Back then, there were opinions and jokes and even a song about Berdella. Horrified by the crimes, many Kansas Citians resorted to morbid humor. One radio disc jockey remade the 1960s hit "Mellow Yellow" using Berdella's spree of rape and murder as his own lyrical punch line. In time, those reactions drifted into history as well.
Finally, there was the monster himself. From 1984 to 1988, Bob Berdella murdered no fewer than six young men. Only, he didn't just kill them. He kept them alive for a while, made them his personal playthings, tortured them, then grew tired of them and moved on. Once apprehended, Berdella spent 4 years in prison before a heart attack killed him in 1992. Some say he got what was coming to him. Others say he should have lived and suffered longer. Either way, he's gone.
With Berdella dead, the surviving victim vanished and the key reporter gone, the crimes have remained in the city's shadows for nearly 15 years. Arguably, there is no reason to revisit them now.
Ben Meade disagrees. Entranced by the Berdella ordeal and its effect on Kansas City, the local avant-garde filmmaker has dug it all back up. In his trademark style, he has mixed myth with fact, credible sources with bullshit artists, gravity with absurdity, blending together everything in a meandering stew of obscenity.
He calls this creation Bazaar Bizarre, after the cluttered shop Berdella kept. The movie's premiere closes the Kansas International Film Festival on September 16. It's a mystery -- or merely a testament to Kansas City's ability to reside under the national radar -- why Bob Berdella never achieved the mainstream notoriety of John Wayne Gacy, Jeffrey Dahmer or Ted Bundy.

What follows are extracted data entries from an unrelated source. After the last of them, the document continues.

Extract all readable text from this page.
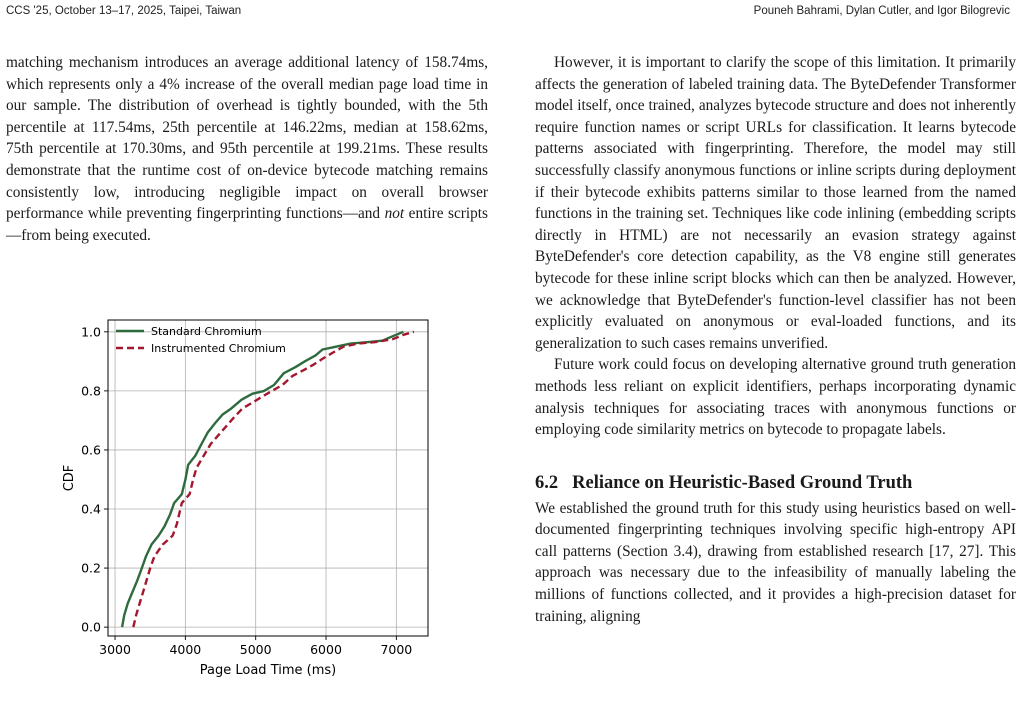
CCS '25, October 13–17, 2025, Taipei, Taiwan	Pouneh Bahrami, Dylan Cutler, and Igor Bilogrevic

matching mechanism introduces an average additional latency of 158.74ms, which represents only a 4% increase of the overall median page load time in our sample. The distribution of overhead is tightly bounded, with the 5th percentile at 117.54ms, 25th percentile at 146.22ms, median at 158.62ms, 75th percentile at 170.30ms, and 95th percentile at 199.21ms. These results demonstrate that the runtime cost of on-device bytecode matching remains consistently low, introducing negligible impact on overall browser performance while preventing fingerprinting functions—and not entire scripts—from being executed.

3000	4000	5000	6000	7000
0.0
0.2
0.4
0.6
0.8
1.0	Standard Chromium
Instrumented Chromium
Page Load Time (ms)
CDF

However, it is important to clarify the scope of this limitation. It primarily affects the generation of labeled training data. The ByteDefender Transformer model itself, once trained, analyzes bytecode structure and does not inherently require function names or script URLs for classification. It learns bytecode patterns associated with fingerprinting. Therefore, the model may still successfully classify anonymous functions or inline scripts during deployment if their bytecode exhibits patterns similar to those learned from the named functions in the training set. Techniques like code inlining (embedding scripts directly in HTML) are not necessarily an evasion strategy against ByteDefender's core detection capability, as the V8 engine still generates bytecode for these inline script blocks which can then be analyzed. However, we acknowledge that ByteDefender's function-level classifier has not been explicitly evaluated on anonymous or eval-loaded functions, and its generalization to such cases remains unverified.

Future work could focus on developing alternative ground truth generation methods less reliant on explicit identifiers, perhaps incorporating dynamic analysis techniques for associating traces with anonymous functions or employing code similarity metrics on bytecode to propagate labels.

6.2 Reliance on Heuristic-Based Ground Truth

We established the ground truth for this study using heuristics based on well-documented fingerprinting techniques involving specific high-entropy API call patterns (Section 3.4), drawing from established research [17, 27]. This approach was necessary due to the infeasibility of manually labeling the millions of functions collected, and it provides a high-precision dataset for training, aligning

He was, after all, arrested on Easter weekend, smack in the middle of an NCAA Final Four that placed Kansas City and Kemper Arena at the center of every sports-obsessed mind in America. The grisly details of Berdella's crimes (a torture log book, electrodes, needles, Polaroids, disembowelment, decapitation, anal rape) should have burned the killer's name into the country's collective memory.

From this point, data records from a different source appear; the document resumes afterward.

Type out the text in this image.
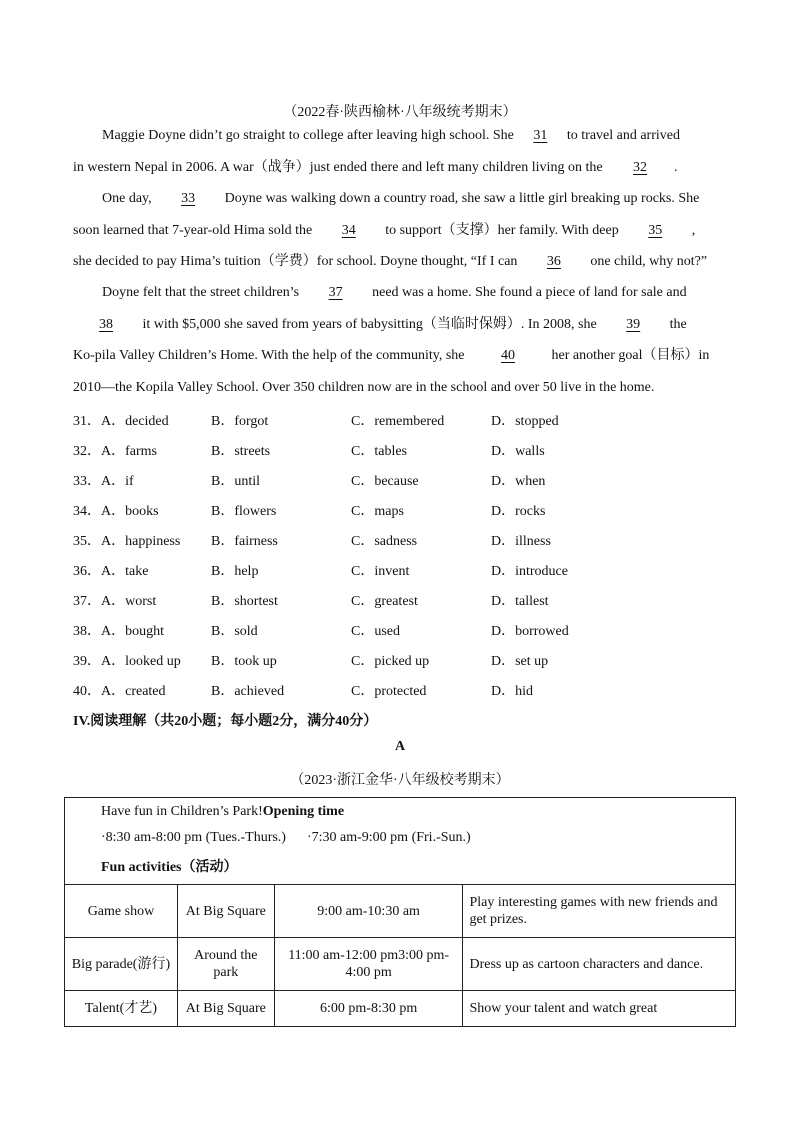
（2022春·陕西榆林·八年级统考期末）
Maggie Doyne didn’t go straight to college after leaving high school. She 31 to travel and arrived
in western Nepal in 2006. A war（战争）just ended there and left many children living on the 32 .
One day, 33 Doyne was walking down a country road, she saw a little girl breaking up rocks. She
soon learned that 7-year-old Hima sold the 34 to support（支撑）her family. With deep 35 ,
she decided to pay Hima’s tuition（学费）for school. Doyne thought, “If I can 36 one child, why not?”
Doyne felt that the street children’s 37 need was a home. She found a piece of land for sale and
38 it with $5,000 she saved from years of babysitting（当临时保姆）. In 2008, she 39 the
Ko-pila Valley Children’s Home. With the help of the community, she	40	her another goal（目标）in
2010—the Kopila Valley School. Over 350 children now are in the school and over 50 live in the home.
31． A．decided	B．forgot	C．remembered	D．stopped
32． A．farms	B．streets	C．tables	D．walls
33． A．if	B．until	C．because	D．when
34． A．books	B．flowers	C．maps	D．rocks
35． A．happiness B．fairness	C．sadness	D．illness
36． A．take	B．help	C．invent	D．introduce
37． A．worst	B．shortest	C．greatest	D．tallest
38． A．bought	B．sold	C．used	D．borrowed
39． A．looked up B．took up	C．picked up	D．set up
40． A．created	B．achieved	C．protected	D．hid
IV.阅读理解（共20小题；每小题2分，满分40分）
A
（2023·浙江金华·八年级校考期末）
Have fun in Children’s Park!Opening time
·8:30 am-8:00 pm (Tues.-Thurs.)      ·7:30 am-9:00 pm (Fri.-Sun.)
Fun activities（活动）
Game show	At Big Square	9:00 am-10:30 am	Play interesting games with new friends and get prizes.
Big parade(游行)	Around the park	11:00 am-12:00 pm3:00 pm-4:00 pm	Dress up as cartoon characters and dance.
Talent(才艺)	At Big Square	6:00 pm-8:30 pm	Show your talent and watch great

But they didn't. The case brought only fleeting attention to Kansas City, most notably with an appearance by the clown prince of journalism, Geraldo Rivera. Two years after his embarrassment at Al Capone's vault, Rivera tried lamely to connect the Berdella murders to his own contrived exposé on a nonexistent network of Satanic evildoers.
Over the years, though, Berdella's national fame receded entirely into the realm of sleazy, serial-killer-devoted Web sites. In Kansas City, stories about Berdella settled below the surface, as though waiting to be mined. Sixteen years after the murders, Meade encountered anecdotes, opinions, analyses and takes everywhere he went. Everybody, it seemed, had something to say about Berdella. He was an egotistical jerk. A know-it-all. A pompous asshole. A misogynist. He smelled weird.
"Everybody has some angle," Meade says before offering his own Berdella story.
"I was living in Brookside, and I heard it on a rock and roll station that picked it up off the news radio," he says of the day Berdella was arrested. "I grabbed a camera and got in my car and said, 'I'm going down there.' They had cops like bugs, all over the place. I tried going through here, but it was just nuts. On Sunday, I went down there with a friend of mine, and we went on the next street, where they busted down this fence in this guy's yard. They took a backhoe in there and were going to start digging up this guy's yard. That's when they dug up his [Larry Pearson's] head."